Ouvrir un Plan d’épargne en actions PME-ETI peut être intéressant pour certains investisseurs souhaitant diversifier leur patrimoine en misant sur des valeurs moyennes européennes prometteuses, dans le cadre fiscal avantageux de ce nouveau dispositif créé en 2014. Mais les critères d’éligibilité sont flous et les épargnants se voient interdire l’accès à des centaines de valeurs européennes cotées à l’étranger pourtant éligibles. Entretien avec Nicolas Braun, cofondateur de la société de gestion Constance Associés, qui a sollicité l’avis du fisc pour débloquer cette situation.
Le PEA PME-ETI, officiellement lancé début 2014, est censé favoriser l’investissement des épargnants dans un sous-ensemble des entreprises éligibles au PEA classique, dès lors qu’elles respectent certains critères de taille, en bénéficiant d’un cadre fiscal comparable dans la limite d’un plafond de versements de 75 000 euros, cumulable avec celui d’un PEA classique.
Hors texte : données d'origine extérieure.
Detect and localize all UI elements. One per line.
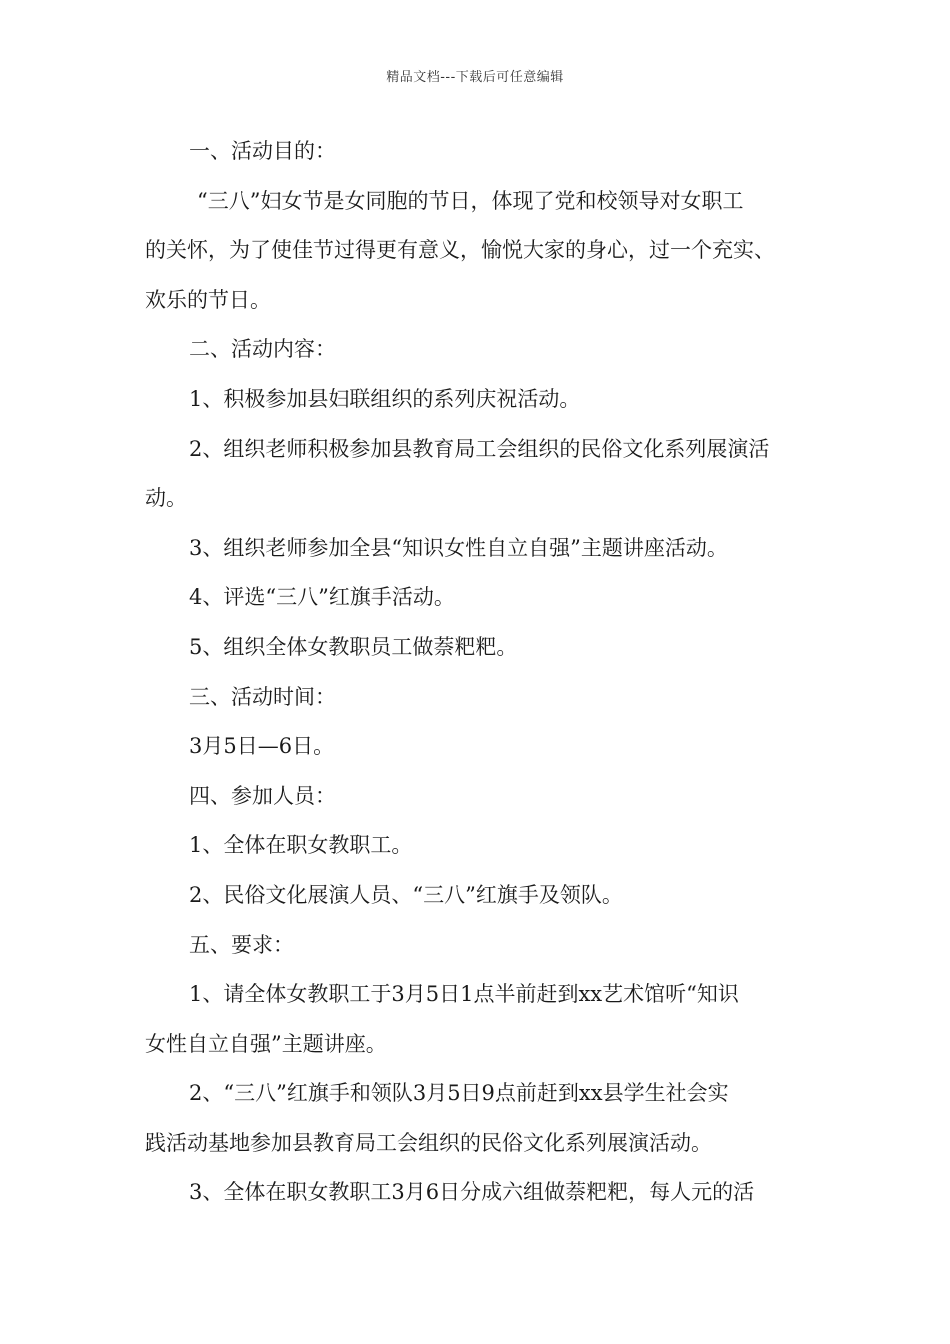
- list-item: 1、请全体女教职工于3月5日1点半前赶到xx艺术馆听“知识: [189, 982, 739, 1007]
- page-header-watermark: 精品文档---下载后可任意编辑: [386, 70, 564, 85]
- section-heading-participants: 四、参加人员：: [189, 783, 336, 808]
- list-item: 3、全体在职女教职工3月6日分成六组做萘粑粑，每人元的活: [189, 1180, 755, 1205]
- paragraph-line: 3月5日—6日。: [189, 734, 335, 759]
- section-heading-requirements: 五、要求：: [189, 932, 294, 957]
- list-item: 2、“三八”红旗手和领队3月5日9点前赶到xx县学生社会实: [189, 1081, 729, 1106]
- paragraph-line: 女性自立自强”主题讲座。: [145, 1031, 387, 1056]
- paragraph-line: 践活动基地参加县教育局工会组织的民俗文化系列展演活动。: [145, 1130, 712, 1155]
- list-item: 1、积极参加县妇联组织的系列庆祝活动。: [189, 386, 581, 411]
- list-item: 3、组织老师参加全县“知识女性自立自强”主题讲座活动。: [189, 535, 728, 560]
- list-item: 5、组织全体女教职员工做萘粑粑。: [189, 634, 518, 659]
- paragraph-line: 动。: [145, 486, 187, 511]
- section-heading-time: 三、活动时间：: [189, 684, 336, 709]
- paragraph-line: 的关怀，为了使佳节过得更有意义，愉悦大家的身心，过一个充实、: [145, 238, 775, 263]
- section-heading-purpose: 一、活动目的：: [189, 139, 336, 163]
- list-item: 1、全体在职女教职工。: [189, 833, 413, 858]
- list-item: 2、民俗文化展演人员、“三八”红旗手及领队。: [189, 882, 623, 907]
- paragraph-line: 欢乐的节日。: [145, 287, 271, 312]
- section-heading-content: 二、活动内容：: [189, 337, 336, 362]
- list-item: 4、评选“三八”红旗手活动。: [189, 585, 455, 610]
- list-item: 2、组织老师积极参加县教育局工会组织的民俗文化系列展演活: [189, 436, 770, 461]
- document-body: [145, 127, 817, 1218]
- paragraph-line: “三八”妇女节是女同胞的节日，体现了党和校领导对女职工: [197, 188, 744, 213]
Seul problème, l’appréciation des critères d’éligibilité est un vrai casse-tête ! Comment compter les salariés et examiner les seuils financiers si une société fait partie d’un groupe ? Dans quelles proportions apprécier sa contribution ou celle de ses participations aux critères d’éligibilité ? Qui décide si les titres d’une société sont éligibles ou non au PEA PME ? La société elle-même ? Le détenteur du PEA PME ? Son intermédiaire, courtier ou gérant ? Le prestataire dépositaire ou teneur de compte de cet intermédiaire ? Ou encore le marché sur lequel sont cotés les titres, comme Euronext, voire l’administration elle-même ?
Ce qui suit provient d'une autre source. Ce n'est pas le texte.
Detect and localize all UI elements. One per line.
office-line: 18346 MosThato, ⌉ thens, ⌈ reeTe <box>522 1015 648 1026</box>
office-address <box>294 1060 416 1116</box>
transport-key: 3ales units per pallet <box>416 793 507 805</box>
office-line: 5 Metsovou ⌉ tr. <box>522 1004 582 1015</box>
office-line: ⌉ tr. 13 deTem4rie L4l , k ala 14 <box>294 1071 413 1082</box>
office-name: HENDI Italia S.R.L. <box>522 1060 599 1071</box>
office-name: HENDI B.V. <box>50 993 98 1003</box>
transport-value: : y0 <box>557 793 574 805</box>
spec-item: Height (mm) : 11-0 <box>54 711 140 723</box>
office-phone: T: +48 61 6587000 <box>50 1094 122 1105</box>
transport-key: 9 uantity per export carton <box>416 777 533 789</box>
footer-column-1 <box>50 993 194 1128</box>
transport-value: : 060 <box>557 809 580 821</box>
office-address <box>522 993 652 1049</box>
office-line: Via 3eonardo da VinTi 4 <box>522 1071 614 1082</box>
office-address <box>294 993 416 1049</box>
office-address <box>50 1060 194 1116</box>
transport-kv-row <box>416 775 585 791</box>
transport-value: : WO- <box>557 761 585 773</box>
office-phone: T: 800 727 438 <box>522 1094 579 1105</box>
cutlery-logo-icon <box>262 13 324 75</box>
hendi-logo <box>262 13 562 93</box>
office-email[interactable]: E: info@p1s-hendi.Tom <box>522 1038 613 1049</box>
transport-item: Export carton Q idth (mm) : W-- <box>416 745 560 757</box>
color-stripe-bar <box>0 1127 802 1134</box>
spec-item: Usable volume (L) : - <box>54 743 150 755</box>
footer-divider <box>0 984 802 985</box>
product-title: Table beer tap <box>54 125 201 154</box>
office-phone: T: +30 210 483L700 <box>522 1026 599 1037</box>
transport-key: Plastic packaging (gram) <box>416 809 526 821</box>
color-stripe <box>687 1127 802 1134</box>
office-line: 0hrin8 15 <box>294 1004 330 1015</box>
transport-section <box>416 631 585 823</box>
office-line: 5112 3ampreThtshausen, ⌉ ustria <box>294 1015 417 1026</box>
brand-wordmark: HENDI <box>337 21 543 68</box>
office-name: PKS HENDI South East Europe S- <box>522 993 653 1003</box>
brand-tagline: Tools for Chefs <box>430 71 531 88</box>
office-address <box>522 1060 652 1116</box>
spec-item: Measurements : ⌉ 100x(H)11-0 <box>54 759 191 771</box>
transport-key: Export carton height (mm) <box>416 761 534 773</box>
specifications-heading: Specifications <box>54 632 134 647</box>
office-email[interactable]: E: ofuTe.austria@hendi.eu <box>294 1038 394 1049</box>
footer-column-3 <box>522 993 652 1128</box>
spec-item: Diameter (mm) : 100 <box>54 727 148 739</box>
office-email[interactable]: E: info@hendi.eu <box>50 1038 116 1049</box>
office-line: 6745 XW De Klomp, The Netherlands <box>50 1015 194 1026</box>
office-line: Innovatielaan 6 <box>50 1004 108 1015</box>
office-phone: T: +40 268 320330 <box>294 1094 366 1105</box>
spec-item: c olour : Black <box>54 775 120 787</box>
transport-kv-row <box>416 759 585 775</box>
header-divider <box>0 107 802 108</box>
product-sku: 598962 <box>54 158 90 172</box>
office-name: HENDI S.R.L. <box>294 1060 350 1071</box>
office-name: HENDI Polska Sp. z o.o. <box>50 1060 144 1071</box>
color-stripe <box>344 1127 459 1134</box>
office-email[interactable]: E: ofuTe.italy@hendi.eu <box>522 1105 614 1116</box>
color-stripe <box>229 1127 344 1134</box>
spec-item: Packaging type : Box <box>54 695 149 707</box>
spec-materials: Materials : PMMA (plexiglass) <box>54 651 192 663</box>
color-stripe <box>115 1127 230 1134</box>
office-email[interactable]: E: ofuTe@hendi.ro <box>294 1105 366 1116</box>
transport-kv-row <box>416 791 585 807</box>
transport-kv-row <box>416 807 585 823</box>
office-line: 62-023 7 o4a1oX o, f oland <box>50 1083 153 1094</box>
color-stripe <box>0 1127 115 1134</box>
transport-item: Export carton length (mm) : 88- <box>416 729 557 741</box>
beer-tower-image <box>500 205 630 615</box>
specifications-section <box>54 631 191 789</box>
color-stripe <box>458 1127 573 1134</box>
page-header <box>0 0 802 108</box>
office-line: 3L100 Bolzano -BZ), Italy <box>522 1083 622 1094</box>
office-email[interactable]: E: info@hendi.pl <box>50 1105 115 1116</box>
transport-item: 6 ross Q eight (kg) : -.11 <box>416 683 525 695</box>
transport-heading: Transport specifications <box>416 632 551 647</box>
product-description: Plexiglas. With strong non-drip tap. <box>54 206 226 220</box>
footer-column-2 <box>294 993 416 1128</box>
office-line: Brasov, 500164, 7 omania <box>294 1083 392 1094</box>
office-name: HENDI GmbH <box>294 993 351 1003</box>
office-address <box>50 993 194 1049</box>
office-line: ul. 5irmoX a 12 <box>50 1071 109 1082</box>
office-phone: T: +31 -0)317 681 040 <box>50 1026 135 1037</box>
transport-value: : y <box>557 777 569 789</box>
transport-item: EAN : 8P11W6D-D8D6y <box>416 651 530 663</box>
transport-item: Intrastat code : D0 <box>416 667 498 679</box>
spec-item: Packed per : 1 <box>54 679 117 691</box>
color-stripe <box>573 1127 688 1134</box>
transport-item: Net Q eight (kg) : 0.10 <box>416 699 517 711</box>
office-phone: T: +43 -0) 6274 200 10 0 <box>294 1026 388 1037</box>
En cherchant les réponses à ces questions, Nicolas Braun, directeur général et cofondateur de la société de gestion de portefeuille Constance Associés, a mis le doigt sur des imprécisions et incohérences de la réglementation et de son interprétation. Deontofi.com l’a rencontré alors qu’il préparait une demande de rescrit à l’administration fiscale, procédure visant à obtenir l’avis du fisc sur la méthode mise en œuvre par un contribuable pour respecter la réglementation fiscale.
Deontofi.com : Quels problèmes avez-vous rencontré en tant que gérant pour sélectionner des actions éligibles au PEA PME ?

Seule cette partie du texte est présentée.